ARTICLE 20 - PERSONNEL FILES
There shall be only one official personnel file maintained by the Department or at a facility for each employee. Where the official file is maintained at a facility, the Department shall have the right to maintain a copy at the central office. If dual files are kept (i.e., one at the department and one at the agency), the information concerning discipline and job performance in each file shall be identical. In no event shall an employee's medical file be contained in his/her personnel file; appropriate notations to permit cross reference to the medical file for documentation of transactions and payroll entries are permitted.
For purposes of this Article, notes kept by a supervisor shall not be considered a personnel file. Such notes shall be kept in a confidential manner and shall be considered the property of the maker of such notes, and shall not be placed in the employee's personnel file, unless the employee is provided with an exact copy of the notes. Notes concerning matters and events which involve the employee, but which matters the supervisor has not discussed with the employee, shall not be part of the personnel file.
Access to and usage of individual personnel files shall be in accordance with applicable law and shall be restricted to authorized management personnel, the employee and/or the Union representative when authorized in writing by the employee. An employee shall have the right, upon request, to review his/her personnel file at reasonable intervals (generally not more frequently than two times per year), and may be accompanied by a Union Representative if he/she so desires. Upon request, the Employer shall make a copy of documents in a personnel file and furnish such copies to the employee. The Employer may charge a reasonable fee for copies previously furnished to the employee or Union, when requests for such copies become excessive. To the extent permitted by law under the Freedom of Information Act (F.O.I.A.), documents and information in the personnel file will not be released if such release would be a clearly unwarranted invasion of the employee's privacy. Prior or concurrent notice shall be given an employee when his/her personnel file is given out pursuant to F.O.I.A.

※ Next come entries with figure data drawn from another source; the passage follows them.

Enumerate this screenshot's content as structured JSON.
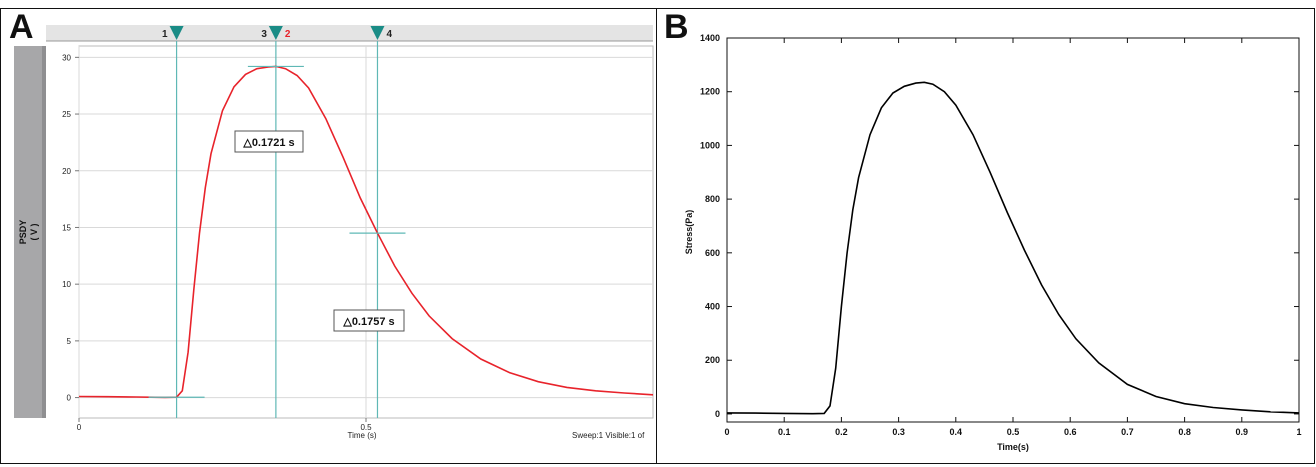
{
  "panels": {
    "a_letter": "A",
    "b_letter": "B"
  },
  "colors": {
    "red_trace": "#e8232b",
    "cursor_teal": "#5fb8b5",
    "marker_teal": "#1a8c86",
    "black_trace": "#000000",
    "gray_strip": "#a7a7a9"
  },
  "chart_data": [
    {
      "type": "line",
      "panel": "A",
      "ylabel": "PSDY",
      "yunit": "( V )",
      "xlabel": "Time (s)",
      "xlim": [
        0,
        1.0
      ],
      "ylim": [
        -1.8,
        31
      ],
      "yticks": [
        0,
        5,
        10,
        15,
        20,
        25,
        30
      ],
      "xticks": [
        0,
        0.5
      ],
      "grid": true,
      "status_text": "Sweep:1 Visible:1 of",
      "x": [
        0,
        0.05,
        0.1,
        0.15,
        0.17,
        0.18,
        0.19,
        0.2,
        0.21,
        0.22,
        0.23,
        0.25,
        0.27,
        0.29,
        0.31,
        0.33,
        0.343,
        0.36,
        0.38,
        0.4,
        0.43,
        0.46,
        0.49,
        0.52,
        0.55,
        0.58,
        0.61,
        0.65,
        0.7,
        0.75,
        0.8,
        0.85,
        0.9,
        0.95,
        1.0
      ],
      "y": [
        0.1,
        0.08,
        0.05,
        0.02,
        0.03,
        0.6,
        4,
        9.5,
        14.5,
        18.5,
        21.5,
        25.3,
        27.4,
        28.5,
        29.0,
        29.15,
        29.2,
        29.0,
        28.4,
        27.3,
        24.6,
        21.2,
        17.6,
        14.5,
        11.6,
        9.2,
        7.2,
        5.2,
        3.4,
        2.2,
        1.4,
        0.9,
        0.6,
        0.4,
        0.25
      ],
      "cursors": [
        {
          "label": "1",
          "x": 0.17
        },
        {
          "label": "3",
          "x": 0.343
        },
        {
          "label": "2",
          "x": 0.343
        },
        {
          "label": "4",
          "x": 0.52
        }
      ],
      "annotations": [
        {
          "text": "△0.1721 s"
        },
        {
          "text": "△0.1757 s"
        }
      ]
    },
    {
      "type": "line",
      "panel": "B",
      "xlabel": "Time(s)",
      "ylabel": "Stress(Pa)",
      "xlim": [
        0,
        1
      ],
      "ylim": [
        -30,
        1400
      ],
      "xticks": [
        0,
        0.1,
        0.2,
        0.3,
        0.4,
        0.5,
        0.6,
        0.7,
        0.8,
        0.9,
        1
      ],
      "yticks": [
        0,
        200,
        400,
        600,
        800,
        1000,
        1200,
        1400
      ],
      "grid": false,
      "x": [
        0,
        0.05,
        0.1,
        0.15,
        0.17,
        0.18,
        0.19,
        0.2,
        0.21,
        0.22,
        0.23,
        0.25,
        0.27,
        0.29,
        0.31,
        0.33,
        0.345,
        0.36,
        0.38,
        0.4,
        0.43,
        0.46,
        0.49,
        0.52,
        0.55,
        0.58,
        0.61,
        0.65,
        0.7,
        0.75,
        0.8,
        0.85,
        0.9,
        0.95,
        1.0
      ],
      "y": [
        4,
        3,
        2,
        1,
        2,
        30,
        170,
        400,
        600,
        760,
        880,
        1040,
        1140,
        1195,
        1220,
        1232,
        1235,
        1228,
        1200,
        1150,
        1040,
        900,
        750,
        610,
        480,
        370,
        280,
        190,
        110,
        65,
        38,
        24,
        15,
        8,
        4
      ]
    }
  ]
}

Section C. Employee Notification.
A copy of any disciplinary action or material related to employee performance which is placed in the personnel file shall be provided to the employee (the employee so noting receipt, or the supervisor noting failure of the employee to acknowledge receipt) or sent by certified mail (return receipt requested) to the employee's last address appearing on the Employer's records.
An employee who disagrees with information contained in a personnel file may submit a written statement explaining his or her position. The statement shall not exceed 5 sheets of 8 ½ inch by 11 inch paper and shall be included in any review or release of the related records.
Section D. Non-Job Related Information.
Detrimental information not related to the employment relationship shall not be placed in an employee's personnel file.
Except as to matters involving patient abuse or neglect, upon employee request, records of disciplinary actions/less than satisfactory service ratings issued subsequent to the execution of this Agreement shall be removed from an employee's file 24 months following the date on which the action was taken or the rating was issued, or the date the underlying conduct occurred or the Employer became aware of the conduct, whichever is later, provided that no new disciplinary action/less than satisfactory service rating has occurred during such 24 month period.
In the Department of Health and Human Services, records relating to disciplinary action/less than satisfactory service for substantiated abuse or neglect of a patient shall be removed not later than 48 months following the date of the underlying conduct or the Employer became aware of the conduct, whichever is later, provided no new disciplinary action or service rating for abuse or neglect has been issued to the employee during the 48 month period. For purposes of this Section, the term "substantiated" shall mean a disciplinary action/less than satisfactory service rating not grieved, or upheld in the grievance procedure in accordance with Article 9 of this Agreement.
Counseling memoranda shall similarly be removed 12 months following the date of issuance, upon employee request at such time, provided no new counseling memorandum, or less than satisfactory service rating, has been issued during such 12 month period.
These provisions shall not prohibit the Employer from maintaining records of disciplinary action arising out of violations of prohibited practices as defined in the Civil Service Rules and Regulations. Nothing in these provisions is intended to prohibit the Employer from retaining (in a location other than in the employee's personnel file) and using records, even if "dated", as evidence in defending against claims of unlawful discrimination by the Employer, the State, its departments, agencies, officers, employees or agents.
The provisions of this Section shall apply retroactively to disciplinary actions/less than satisfactory service ratings and written reprimands/counseling memoranda initiated prior to the execution of this Agreement, to the extent that such information cannot be used in any hearing or proceeding concerning the employee.
For purposes of computing time for expunging records under this Section, only time in pay status, Workers’ Compensation, and military leave shall be counted.
The designated Employer representative may remove such documents prior to the expiration of the respective period, at the employee's request, and at the sole discretion of the Employer.